Friday, 29 July 2016

BFS 472, linux-4.7-ck1

Announcing an updated BFS for linux-4.7 based kernels.

BFS by itself:
4.7-sched-bfs-472.patch

-ck branded linux-4.7-ck1 patches:
linux-4.7-ck1

This was quite a substantial merge effort this time around with a fair amount of changes in mainline kernel that affected the patch. Nonetheless everything appears to be working as planned in my limited testing. I'm unsure if the changes will fix the problems people had with suspend during the 4.6-bfs patches but the new code does touch that area. I was never affected on any of my machines so was unable to reproduce the problem in the first place.

In addition to the resync, a few minor changes have made their way into this release with respect to the way tasks preempt other tasks. See bfs470-updates.patch for details.

One other fairly significant change was properly hooking into the new schedutil parameters that drive cpufreq scaling governors. What I committed into bfs470 would not have been working properly in choosing the correct CPU frequency to run at and may have led to slowdowns and/or more power usage. This should be fixed in 472.

I should also mention that if, like me, you use the evil proprietary nvidia driver, the latest will not build with the current kernel and you'll need a couple of patches to get it working.

Enjoy!
お楽しみ下さい
-ck

EDIT: This patch will fix crashes when configured without SMT_NICE enabled:
bfs472-fix_set_task_cpu.patch
And will be applied to the next BFS release.

17 comments:

  1. Hi,CK,

    I think we need the following patch to avoid passing unexpected cpu value to set_task_cpu() when SMT_NICE is not defined.

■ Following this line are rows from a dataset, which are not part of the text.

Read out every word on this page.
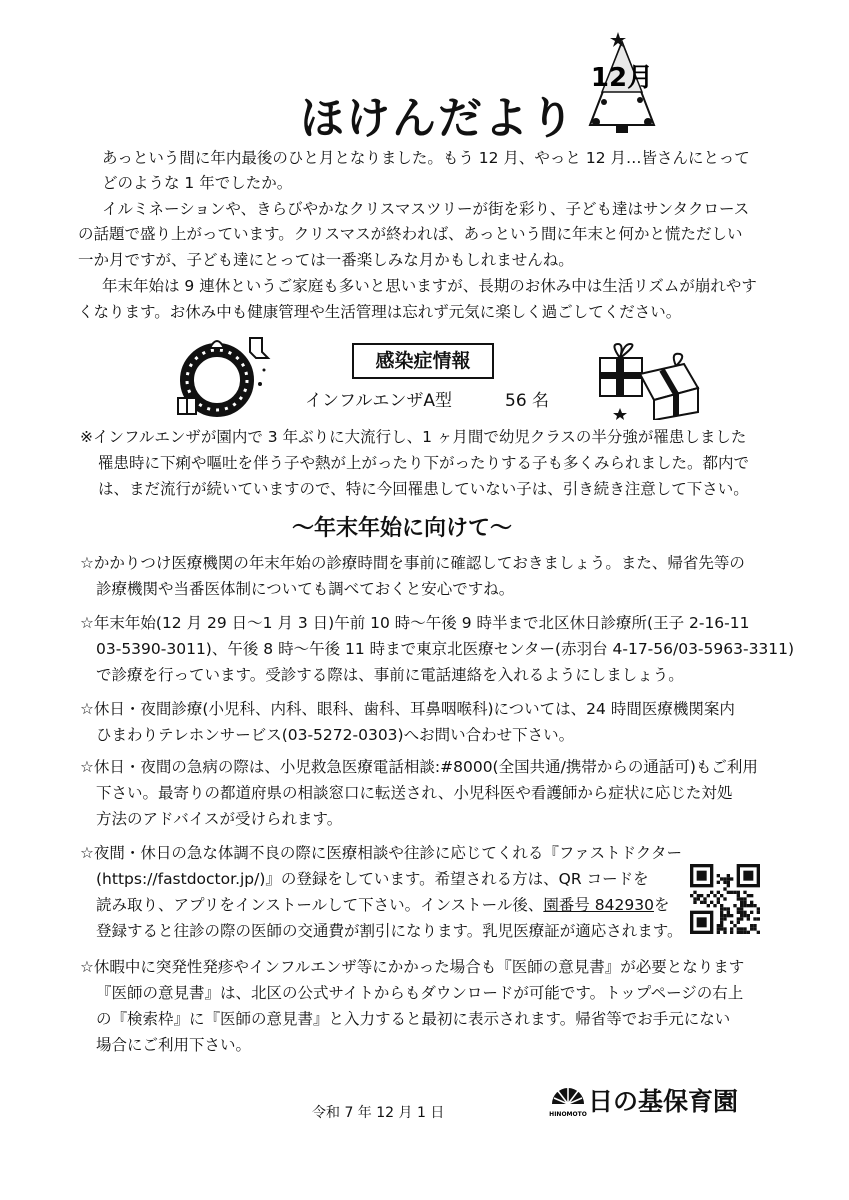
ほけんだより
12月
あっという間に年内最後のひと月となりました。もう 12 月、やっと 12 月…皆さんにとって
どのような 1 年でしたか。
イルミネーションや、きらびやかなクリスマスツリーが街を彩り、子ども達はサンタクロース
の話題で盛り上がっています。クリスマスが終われば、あっという間に年末と何かと慌ただしい
一か月ですが、子ども達にとっては一番楽しみな月かもしれませんね。
年末年始は 9 連休というご家庭も多いと思いますが、長期のお休み中は生活リズムが崩れやす
くなります。お休み中も健康管理や生活管理は忘れず元気に楽しく過ごしてください。
感染症情報
インフルエンザA型	56 名
※インフルエンザが園内で 3 年ぶりに大流行し、1 ヶ月間で幼児クラスの半分強が罹患しました
罹患時に下痢や嘔吐を伴う子や熱が上がったり下がったりする子も多くみられました。都内で
は、まだ流行が続いていますので、特に今回罹患していない子は、引き続き注意して下さい。
～年末年始に向けて～
☆かかりつけ医療機関の年末年始の診療時間を事前に確認しておきましょう。また、帰省先等の
診療機関や当番医体制についても調べておくと安心ですね。
☆年末年始(12 月 29 日～1 月 3 日)午前 10 時～午後 9 時半まで北区休日診療所(王子 2-16-11
03-5390-3011)、午後 8 時～午後 11 時まで東京北医療センター(赤羽台 4-17-56/03-5963-3311)
で診療を行っています。受診する際は、事前に電話連絡を入れるようにしましょう。
☆休日・夜間診療(小児科、内科、眼科、歯科、耳鼻咽喉科)については、24 時間医療機関案内
ひまわりテレホンサービス(03-5272-0303)へお問い合わせ下さい。
☆休日・夜間の急病の際は、小児救急医療電話相談:#8000(全国共通/携帯からの通話可)もご利用
下さい。最寄りの都道府県の相談窓口に転送され、小児科医や看護師から症状に応じた対処
方法のアドバイスが受けられます。
☆夜間・休日の急な体調不良の際に医療相談や往診に応じてくれる『ファストドクター
(https://fastdoctor.jp/)』の登録をしています。希望される方は、QR コードを
読み取り、アプリをインストールして下さい。インストール後、園番号 842930を
登録すると往診の際の医師の交通費が割引になります。乳児医療証が適応されます。
☆休暇中に突発性発疹やインフルエンザ等にかかった場合も『医師の意見書』が必要となります
『医師の意見書』は、北区の公式サイトからもダウンロードが可能です。トップページの右上
の『検索枠』に『医師の意見書』と入力すると最初に表示されます。帰省等でお手元にない
場合にご利用下さい。
令和 7 年 12 月 1 日	HINOMOTO 日の基保育園
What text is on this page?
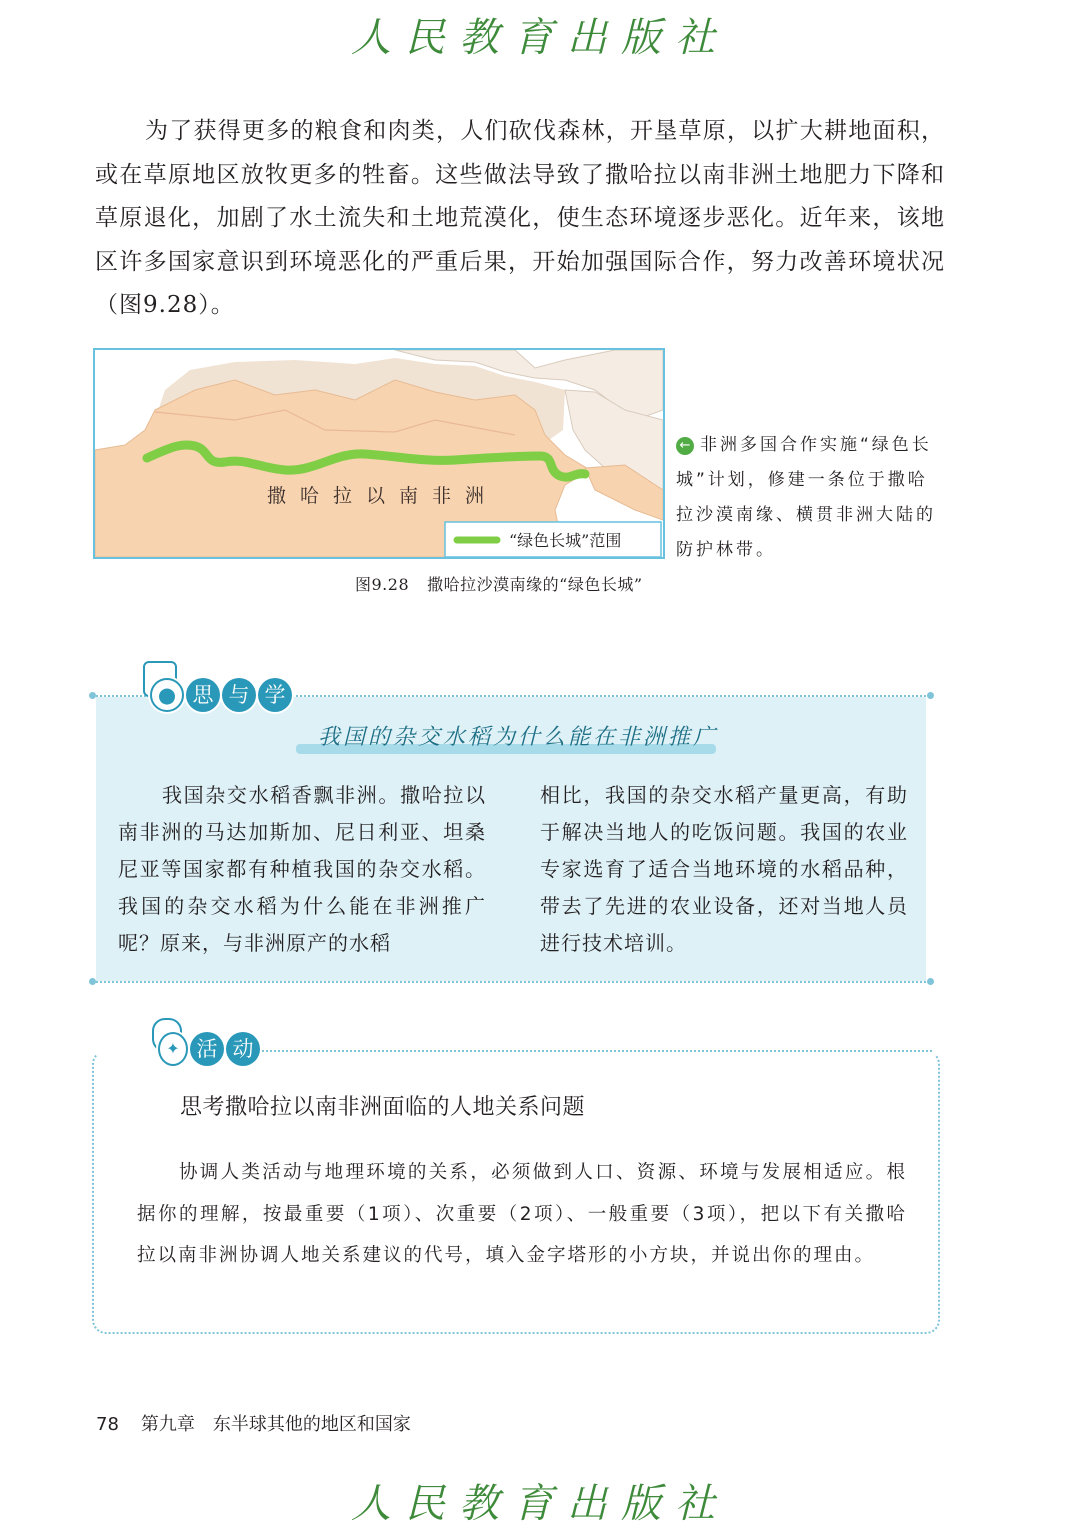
人民教育出版社

为了获得更多的粮食和肉类，人们砍伐森林，开垦草原，以扩大耕地面积，或在草原地区放牧更多的牲畜。这些做法导致了撒哈拉以南非洲土地肥力下降和草原退化，加剧了水土流失和土地荒漠化，使生态环境逐步恶化。近年来，该地区许多国家意识到环境恶化的严重后果，开始加强国际合作，努力改善环境状况（图9.28）。

撒哈拉以南非洲
“绿色长城”范围
← 非洲多国合作实施“绿色长城”计划，修建一条位于撒哈拉沙漠南缘、横贯非洲大陆的防护林带。
图9.28 撒哈拉沙漠南缘的“绿色长城”
● 思 与 学
我国的杂交水稻为什么能在非洲推广

我国杂交水稻香飘非洲。撒哈拉以南非洲的马达加斯加、尼日利亚、坦桑尼亚等国家都有种植我国的杂交水稻。我国的杂交水稻为什么能在非洲推广呢？原来，与非洲原产的水稻

相比，我国的杂交水稻产量更高，有助于解决当地人的吃饭问题。我国的农业专家选育了适合当地环境的水稻品种，带去了先进的农业设备，还对当地人员进行技术培训。

✦ 活 动
思考撒哈拉以南非洲面临的人地关系问题

协调人类活动与地理环境的关系，必须做到人口、资源、环境与发展相适应。根据你的理解，按最重要（1项）、次重要（2项）、一般重要（3项），把以下有关撒哈拉以南非洲协调人地关系建议的代号，填入金字塔形的小方块，并说出你的理由。

78 第九章 东半球其他的地区和国家
人民教育出版社
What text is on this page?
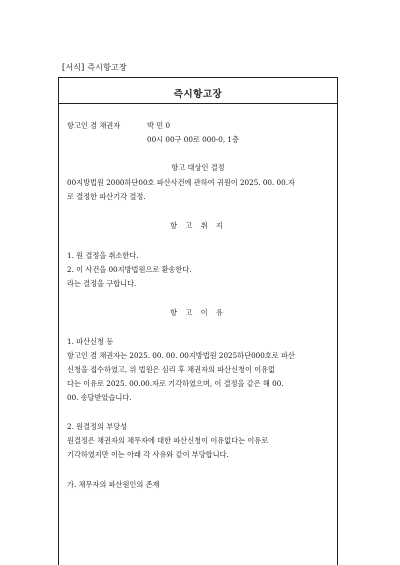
[서식] 즉시항고장
즉시항고장
항고인 겸 채권자	박 민 0
00시 00구 00로 000-0, 1층
항고 대상인 결정
00지방법원 2000하단00호 파산사건에 관하여 귀원이 2025. 00. 00.자
로 결정한 파산기각 결정.
항 고 취 지
1. 원 결정을 취소한다.
2. 이 사건을 00지방법원으로 환송한다.
라는 결정을 구합니다.
항 고 이 유
1. 파산신청 등
항고인 겸 채권자는 2025. 00. 00. 00지방법원 2025하단000호로 파산
신청을 접수하였고, 위 법원은 심리 후 채권자의 파산신청이 이유없
다는 이유로 2025. 00.00.자로 기각하였으며, 이 결정을 같은 해 00.
00. 송달받았습니다.
2. 원결정의 부당성
원결정은 채권자의 채무자에 대한 파산신청이 이유없다는 이유로
기각하였지만 이는 아래 각 사유와 같이 부당합니다.
가. 채무자의 파산원인의 존재
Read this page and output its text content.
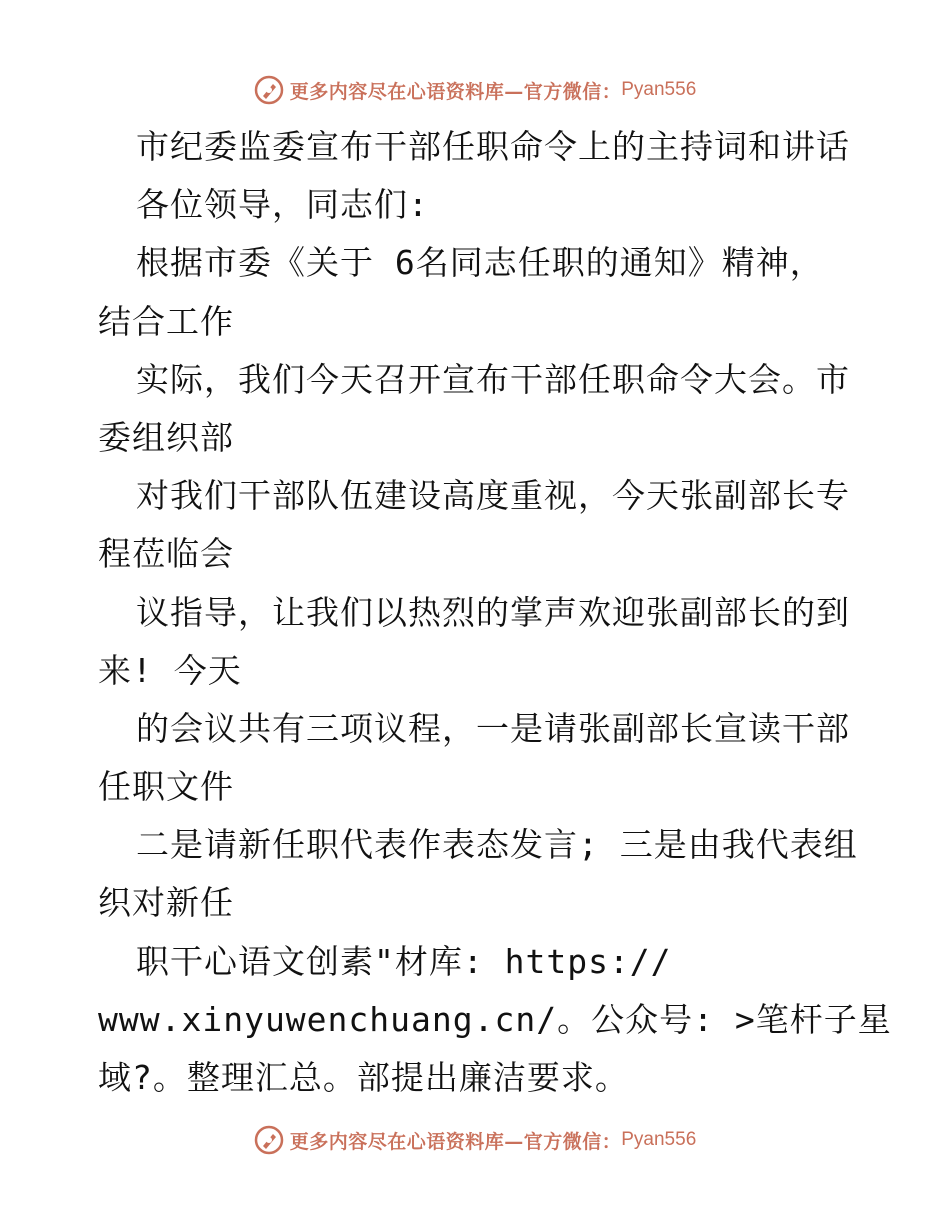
更多内容尽在心语资料库—官方微信： Pyan556
市纪委监委宣布干部任职命令上的主持词和讲话
各位领导，同志们:
根据市委《关于 6名同志任职的通知》精神，
结合工作
实际，我们今天召开宣布干部任职命令大会。市
委组织部
对我们干部队伍建设高度重视，今天张副部长专
程莅临会
议指导，让我们以热烈的掌声欢迎张副部长的到
来! 今天
的会议共有三项议程，一是请张副部长宣读干部
任职文件
二是请新任职代表作表态发言; 三是由我代表组
织对新任
职干心语文创素"材库: https://
www.xinyuwenchuang.cn/。公众号: >笔杆子星
域?。整理汇总。部提出廉洁要求。
更多内容尽在心语资料库—官方微信： Pyan556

    diff --git a/kernel/sched/bfs.c b/kernel/sched/bfs.c
    index 249cd0d..8a1fd2d 100644
    --- a/kernel/sched/bfs.c
    +++ b/kernel/sched/bfs.c
    @@ -1405,8 +1405,8 @@ static void try_preempt(struct task_struct *p, struct rq *this_rq)
    }

    if (likely(highest_prio_rq)) {
    -#ifdef CONFIG_SMT_NICE
    cpu = cpu_of(highest_prio_rq);
    +#ifdef CONFIG_SMT_NICE
    if (!smt_should_schedule(p, cpu))
    return;
    #endif

    BR Alfred

    ReplyDelete
    Replies
    1. Thanks Alfred, well spotted. That looks correct.

      Delete
    2. Wouldn't this be more efficient instead?

      --- linux-4.7.orig/kernel/sched/bfs.c
      +++ linux-4.7/kernel/sched/bfs.c
      @@ -1418,6 +1418,9 @@ static void try_preempt(struct task_stru
      * a different CPU set. This means waking tasks are
      * treated differently to rescheduling tasks.
      */
      +#ifndef CONFIG_SMT_NICE
      + cpu = cpu_of(highest_prio_rq);
      +#endif
      set_task_cpu(p, cpu);
      resched_curr(highest_prio_rq);
      }

      Delete
  2. That fixed a kernel panic for me thx Alfred

    ReplyDelete
  3. still can't sleep system.

    ReplyDelete
    Replies
    1. Can you tell which 4.6 minor version patch introduced that problem? If we can isolate which patch then I might be able to do something, but none of my systems are affected.

      Delete
  4. Hi Con,

    thanks for your work.
    Does your changes in 472 mean, that we could now use the new 'schedutil' cpufreq policy governor or should we stay with 'ondemand'. Or which one would you suggest?

    Thanks and Regards.
    sysitos

    ReplyDelete
    Replies
    1. Schedutil should work fine.

      Delete
    2. my system freezes completely if I switch to schedutils on 4.7-ck1.
      No issues with vanilla 4.7 kernel.

      Delete
    3. Eek. Looks like my pcs are all using the intel-pstate driver which is why I didn't notice. Oh well back to the drawing board.

      Delete
    4. If you need any further info, or help debugging, let me know. I'm using acpi-cpufreq on nehalem i5 cpu if that matters.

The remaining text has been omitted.